Lipton submitted her letter of resignation on Aug. 20, citing “lack of support and shared vision from the Board President as to what is best for the merchants, combined with the irregular pay.”
At the time of the letter, the organization owed her for 12 weeks of work, but she has received most of the missing compensation, she said.
Lipton said in an email to area media that Mathews was not acting in the best interest of the merchants. She said she communicated concerns from visitors and merchants about how the new anti-abortion/sanctuary city for the unborn ordinance was impacting their businesses.
Lipton also spearheaded the organization’s anonymous survey of downtown business owners in July to gauge the effect of the controversial ordinance by comparing their sales this year after the council passed the abortion ban to the same three weeks in 2020 and 2019. The survey generated 38 responses reporting sales in June 2021 were lower than in 2020 and 2019.
Lipton questioned Mathews about having a conflict of interest serving on both city council and as Main Street board president and suggested he step down in June.
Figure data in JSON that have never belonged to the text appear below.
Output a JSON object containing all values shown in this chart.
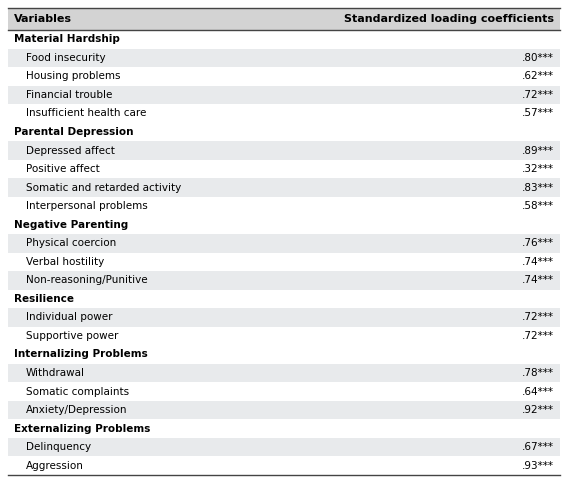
{
  "col_header": [
    "Variables",
    "Standardized loading coefficients"
  ],
  "rows": [
    {
      "label": "Material Hardship",
      "value": "",
      "bold": true,
      "indent": false,
      "shaded": false
    },
    {
      "label": "Food insecurity",
      "value": ".80***",
      "bold": false,
      "indent": true,
      "shaded": true
    },
    {
      "label": "Housing problems",
      "value": ".62***",
      "bold": false,
      "indent": true,
      "shaded": false
    },
    {
      "label": "Financial trouble",
      "value": ".72***",
      "bold": false,
      "indent": true,
      "shaded": true
    },
    {
      "label": "Insufficient health care",
      "value": ".57***",
      "bold": false,
      "indent": true,
      "shaded": false
    },
    {
      "label": "Parental Depression",
      "value": "",
      "bold": true,
      "indent": false,
      "shaded": false
    },
    {
      "label": "Depressed affect",
      "value": ".89***",
      "bold": false,
      "indent": true,
      "shaded": true
    },
    {
      "label": "Positive affect",
      "value": ".32***",
      "bold": false,
      "indent": true,
      "shaded": false
    },
    {
      "label": "Somatic and retarded activity",
      "value": ".83***",
      "bold": false,
      "indent": true,
      "shaded": true
    },
    {
      "label": "Interpersonal problems",
      "value": ".58***",
      "bold": false,
      "indent": true,
      "shaded": false
    },
    {
      "label": "Negative Parenting",
      "value": "",
      "bold": true,
      "indent": false,
      "shaded": false
    },
    {
      "label": "Physical coercion",
      "value": ".76***",
      "bold": false,
      "indent": true,
      "shaded": true
    },
    {
      "label": "Verbal hostility",
      "value": ".74***",
      "bold": false,
      "indent": true,
      "shaded": false
    },
    {
      "label": "Non-reasoning/Punitive",
      "value": ".74***",
      "bold": false,
      "indent": true,
      "shaded": true
    },
    {
      "label": "Resilience",
      "value": "",
      "bold": true,
      "indent": false,
      "shaded": false
    },
    {
      "label": "Individual power",
      "value": ".72***",
      "bold": false,
      "indent": true,
      "shaded": true
    },
    {
      "label": "Supportive power",
      "value": ".72***",
      "bold": false,
      "indent": true,
      "shaded": false
    },
    {
      "label": "Internalizing Problems",
      "value": "",
      "bold": true,
      "indent": false,
      "shaded": false
    },
    {
      "label": "Withdrawal",
      "value": ".78***",
      "bold": false,
      "indent": true,
      "shaded": true
    },
    {
      "label": "Somatic complaints",
      "value": ".64***",
      "bold": false,
      "indent": true,
      "shaded": false
    },
    {
      "label": "Anxiety/Depression",
      "value": ".92***",
      "bold": false,
      "indent": true,
      "shaded": true
    },
    {
      "label": "Externalizing Problems",
      "value": "",
      "bold": true,
      "indent": false,
      "shaded": false
    },
    {
      "label": "Delinquency",
      "value": ".67***",
      "bold": false,
      "indent": true,
      "shaded": true
    },
    {
      "label": "Aggression",
      "value": ".93***",
      "bold": false,
      "indent": true,
      "shaded": false
    }
  ],
  "header_bg": "#d3d3d3",
  "shaded_bg": "#e8eaec",
  "white_bg": "#ffffff",
  "font_size": 7.5,
  "header_font_size": 8.0,
  "fig_width": 5.68,
  "fig_height": 4.83,
  "dpi": 100
}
He did not resign as there was no vice president to succeed him and the board did not want him to resign.
A vocal opponent to the ordinance that was unanimously adopted in late May, Lipton continues to speak out against similar legislation being considered by Mason City Council.
She is also one of a dozen candidates seeking one of four open seats on Lebanon City Council this fall. Lipton will continue to work as public information director for the Hoxworth Blood Center.
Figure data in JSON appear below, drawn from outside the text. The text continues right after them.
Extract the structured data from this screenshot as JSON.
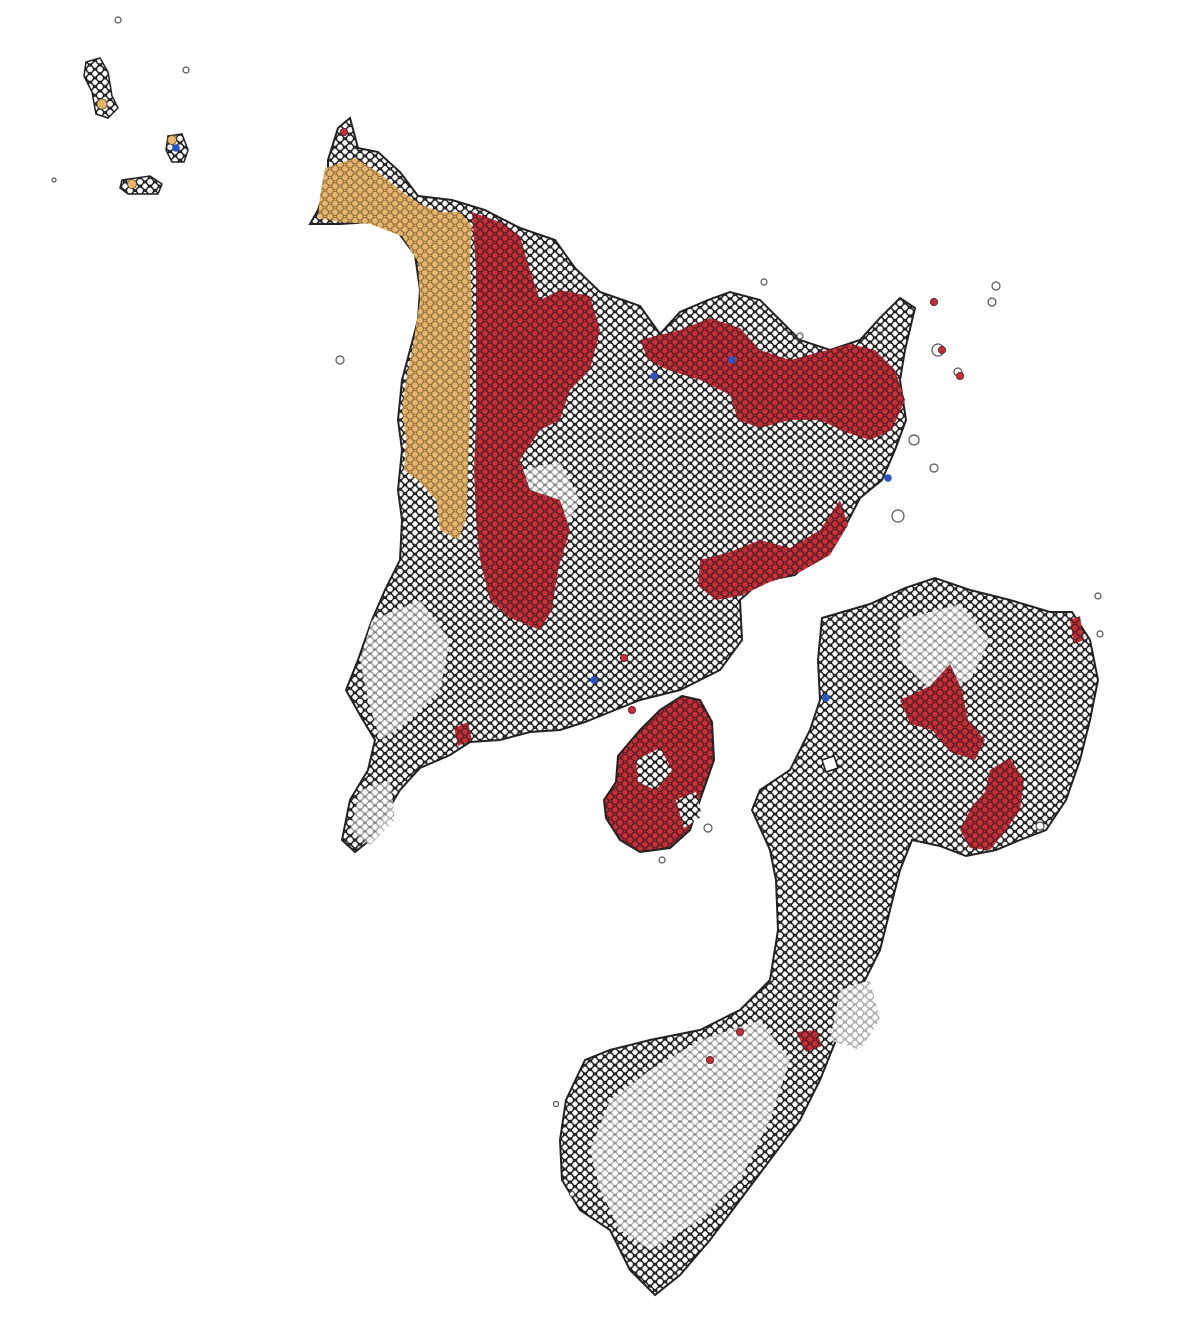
{
  "image": {
    "kind": "spatial-transcriptomics-spot-map",
    "background": "#ffffff",
    "colors": {
      "spot_outline_dark": "#1c1c1c",
      "spot_outline_light": "#9a9a9a",
      "spot_fill_default": "#ffffff",
      "cluster_red": "#c62f3a",
      "cluster_orange": "#e8b56d",
      "cluster_blue": "#2a55c4",
      "section_edge": "#222222"
    },
    "legend": null,
    "title": null
  }
}
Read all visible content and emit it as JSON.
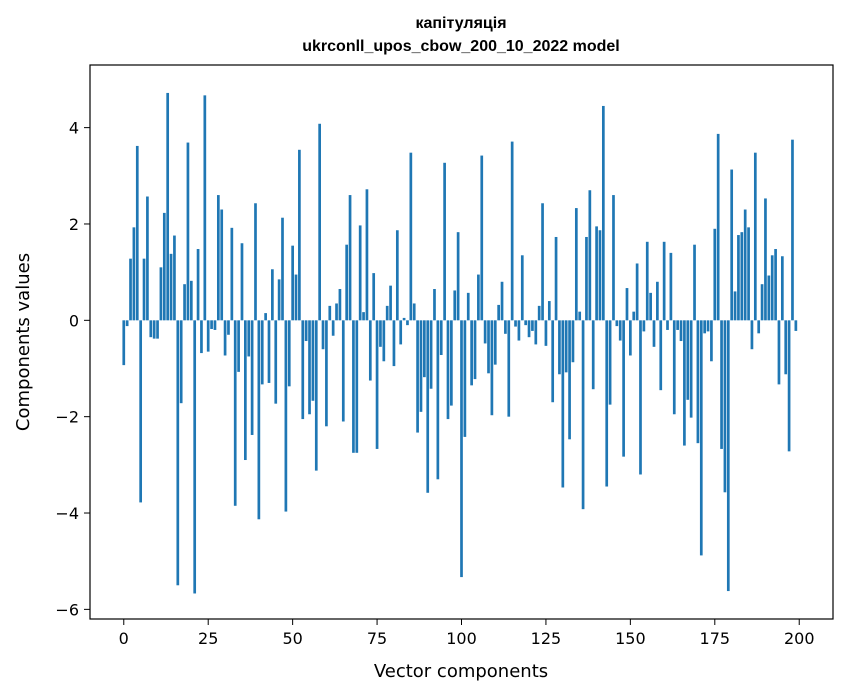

“I feel that I can better promote and help the merchants as well as the citizens of Lebanon by using my voice and talents serving them on council,” she said.
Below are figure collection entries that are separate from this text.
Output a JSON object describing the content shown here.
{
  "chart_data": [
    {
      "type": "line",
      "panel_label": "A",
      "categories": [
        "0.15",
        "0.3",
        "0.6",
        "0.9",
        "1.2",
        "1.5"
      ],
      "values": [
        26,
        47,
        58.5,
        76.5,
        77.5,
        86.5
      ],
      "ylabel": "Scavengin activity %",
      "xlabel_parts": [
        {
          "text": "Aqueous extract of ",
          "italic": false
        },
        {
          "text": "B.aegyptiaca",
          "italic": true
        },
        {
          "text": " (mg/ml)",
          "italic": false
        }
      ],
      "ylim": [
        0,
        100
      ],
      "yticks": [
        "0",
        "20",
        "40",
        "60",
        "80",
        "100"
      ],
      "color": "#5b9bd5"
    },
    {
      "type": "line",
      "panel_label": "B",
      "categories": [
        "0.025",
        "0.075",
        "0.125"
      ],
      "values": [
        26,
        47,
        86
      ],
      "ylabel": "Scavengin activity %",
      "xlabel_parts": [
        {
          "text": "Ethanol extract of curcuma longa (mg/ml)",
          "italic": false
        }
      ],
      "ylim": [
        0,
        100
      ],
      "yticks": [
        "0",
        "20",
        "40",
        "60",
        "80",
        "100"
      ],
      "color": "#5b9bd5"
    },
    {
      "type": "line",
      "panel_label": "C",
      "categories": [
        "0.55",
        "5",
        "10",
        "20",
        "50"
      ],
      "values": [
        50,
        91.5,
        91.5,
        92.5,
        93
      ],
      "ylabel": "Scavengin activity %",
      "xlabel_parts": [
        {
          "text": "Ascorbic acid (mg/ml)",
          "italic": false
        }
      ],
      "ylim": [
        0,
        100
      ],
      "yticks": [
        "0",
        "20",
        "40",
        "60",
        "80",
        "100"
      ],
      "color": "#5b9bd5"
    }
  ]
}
Mathews is also a member of Lebanon City Council who played a key role in the city’s passage of an anti-abortion/sanctuary city for the unborn legislation, which prohibits the establishment of abortion clinics or providing any assistance of any kind to a woman seeking an abortion. There are no abortion clinics or plans for a clinic in Lebanon.
He told the Dayton Daily News that when he accepted the board president post, “it was a one-year deal.” Mathews is considering a run for the Ohio House of Representatives and is waiting to see where the new district lines are drawn.
Mathews said the board was moving toward separating Lipton from the organization. He said it was not acted on out of concerns it would look political.
“It was not my decision,” Mathews said. “I took myself out of it.”
He said the decision to step down was meant to provide stability for the organization, and he remains a board member.
“Main Street Lebanon will continue to great things in the future,” he said. “I will be staying involved with Main Street Lebanon.”